Each provider returns its own error type (AzureError, AwsError).

**Pros**:

- Preserves full error detail
- No information lost in translation
- Type system enforces error handling

**Cons**:

- Breaks abstraction - callers see provider details
- Different error handling per provider
- Hard to write provider-agnostic code
- Portability suffers

#### Option C: Common Error Enum (CHOSEN)

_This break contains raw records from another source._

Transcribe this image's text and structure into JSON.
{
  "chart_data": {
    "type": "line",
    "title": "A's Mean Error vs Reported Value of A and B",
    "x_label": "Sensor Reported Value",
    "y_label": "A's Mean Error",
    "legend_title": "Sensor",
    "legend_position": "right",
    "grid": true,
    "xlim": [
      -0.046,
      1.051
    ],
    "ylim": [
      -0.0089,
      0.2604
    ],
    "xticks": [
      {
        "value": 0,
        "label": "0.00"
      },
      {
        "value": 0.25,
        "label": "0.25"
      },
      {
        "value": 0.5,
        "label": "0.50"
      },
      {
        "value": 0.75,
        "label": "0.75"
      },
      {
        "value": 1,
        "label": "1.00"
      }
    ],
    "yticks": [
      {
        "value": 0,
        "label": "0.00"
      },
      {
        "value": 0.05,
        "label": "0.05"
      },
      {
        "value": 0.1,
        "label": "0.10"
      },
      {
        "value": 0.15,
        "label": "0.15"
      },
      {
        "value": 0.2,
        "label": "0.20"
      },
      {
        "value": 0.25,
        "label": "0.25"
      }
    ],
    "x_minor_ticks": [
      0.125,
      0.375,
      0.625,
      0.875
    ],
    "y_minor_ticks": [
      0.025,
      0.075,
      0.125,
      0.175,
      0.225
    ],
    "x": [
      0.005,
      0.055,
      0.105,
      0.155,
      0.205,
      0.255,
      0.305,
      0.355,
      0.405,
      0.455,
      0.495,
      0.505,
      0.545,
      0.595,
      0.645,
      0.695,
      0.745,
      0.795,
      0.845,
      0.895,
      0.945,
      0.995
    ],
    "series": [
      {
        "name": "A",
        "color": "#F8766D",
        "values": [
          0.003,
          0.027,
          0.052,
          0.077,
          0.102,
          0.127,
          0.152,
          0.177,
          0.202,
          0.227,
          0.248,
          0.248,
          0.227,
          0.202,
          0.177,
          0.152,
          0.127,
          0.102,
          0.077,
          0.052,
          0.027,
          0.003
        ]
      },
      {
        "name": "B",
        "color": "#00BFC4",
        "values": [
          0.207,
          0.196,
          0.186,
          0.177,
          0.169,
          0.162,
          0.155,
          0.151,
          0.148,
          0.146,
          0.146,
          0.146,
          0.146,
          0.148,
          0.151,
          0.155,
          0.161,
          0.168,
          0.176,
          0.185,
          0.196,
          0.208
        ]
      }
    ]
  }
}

Define `QueueError` enum with variants for all error categories, containing provider-specific details as strings.

**Pros**:

- Provider-agnostic error handling
- Categorizes errors (transient vs permanent)
- Supports `?` operator naturally
- Error context preserved for debugging

**Cons**:

- Some error detail lost in mapping
- Cannot match on provider-specific error codes
- Requires careful error category design

### Decision: Option C - Common Error Enum


**Rationale**:

- Applications should handle errors by category (retry transient, fail permanent), not provider
- Debugging information preserved via error messages and context
- Idiomatic Rust with `Result<T, QueueError>`
- Enables consistent retry/DLQ behavior across providers

**Consequences**:

- `QueueError` enum has variants: `ConnectionFailed`, `AuthenticationFailed`, `QueueNotFound`, `MessageTooLarge`, `Timeout`, etc.
- Each variant includes context (queue name, message ID, underlying error)
- Provider implementations map native errors to common variants
- Retry logic operates on error categories, not specific codes

---

## Tradeoff 4: Async Runtime Choice


### Context


Library performs network I/O and must be async. Rust has multiple async runtimes (tokio, async-std, smol).

### Options Considered


#### Option A: Runtime Agnostic


Support all async runtimes via abstraction layer.

**Pros**:

- Maximum compatibility
- Works in any application
- No runtime forced on users

**Cons**:

- Significant complexity
- Performance overhead from abstraction
- Hard to use runtime-specific features
- More dependencies

#### Option B: Tokio Only (CHOSEN)


Require tokio as the async runtime.

**Pros**:

- Tokio is de facto standard for network I/O
- Azure and AWS SDKs already use tokio
- No abstraction overhead
- Can use tokio features directly
- Simpler implementation

**Cons**:

- Forces runtime choice on applications
- Cannot use with async-std or smol
- Couples to tokio versioning

### Decision: Option B - Tokio Only


**Rationale**:

- Tokio is the ecosystem standard for cloud SDKs
- Both Azure SDK and AWS SDK require tokio
- Runtime abstraction would add complexity without real benefit (no viable alternative)
- Applications using cloud services almost certainly already use tokio

**Consequences**:

- `tokio` is a required dependency
- All async traits require `Send + Sync` bounds
- Can use `tokio::time`, `tokio::sync` directly
- Applications must use tokio runtime

---

## Tradeoff 5: Message Type Design


### Context


Need to represent messages sent to and received from queues with metadata, while supporting serialization.

### Options Considered


#### Option A: Generic Message Container


Single generic `Message<T>` type that wraps any serializable payload.

**Pros**:

- Type-safe payloads
- Compile-time serialization checks
- Ergonomic with Rust generics

**Cons**:

- Forces generic parameters throughout API
- Complicates trait objects
- Harder to store mixed message types
- Provider implementations become complex

#### Option B: Opaque Bytes Only


Messages are just `Vec<u8>`, applications handle serialization.

**Pros**:

- Simple library implementation
- No serialization dependencies
- Maximum flexibility for applications

**Cons**:

- Repeated serialization code in applications
- Easy to make mistakes
- No standardization across bots
- Loses type safety benefits

#### Option C: Structured Message with Bytes Payload (CHOSEN)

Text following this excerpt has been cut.